Heart disease in young women presents differently, and most women don't know that. A new analysis of data from researchers at Yale, sheds light on the need for a new system of organizing myocardial infarction that is specific to a younger group of women, since the disease acts differently in this demographic.
"We believe it is a breakthrough to think that Acute Myocardial Infarction in younger women is, for many people, a different disease," senior author Dr Harlan M Krumholz (Yale University School of Medicine).
Important facets of heart disease in young women may be missed by studying heart attacks in this population as some uniform condition or using a taxonomy that was not developed with this group in mind.
"We need more specific labels, more personalized and precise phenotyping of what is happening to these women if we are to be better at prevention and treatment," according to Krumholz.

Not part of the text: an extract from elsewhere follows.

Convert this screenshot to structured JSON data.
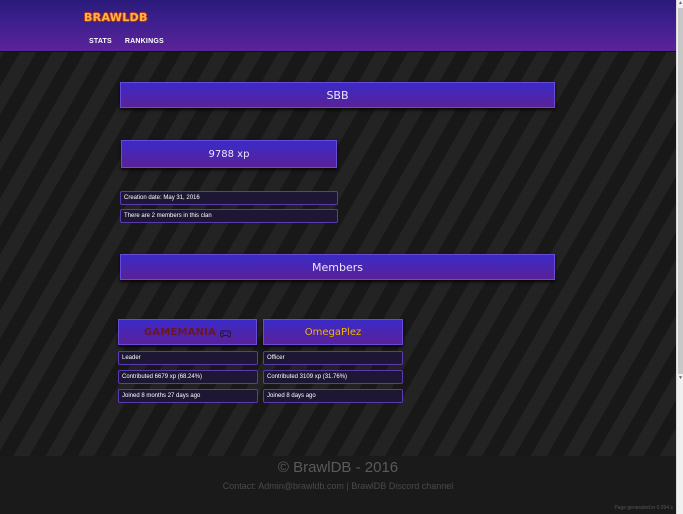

Young women with AMI who do not fit the traditional classification system for AMI remain an enigma and may warrant additional studies looking for microvascular disease (eg, coronary flow reserve with positron emission tomography) or signs of vasomotor instability or thrombophilia, according to Spatz. "I also think it is important for women to know that the efficacy of standard therapies for AMI, including antiplatelet therapy, statins, and beta-blockers, is uncertain," she said.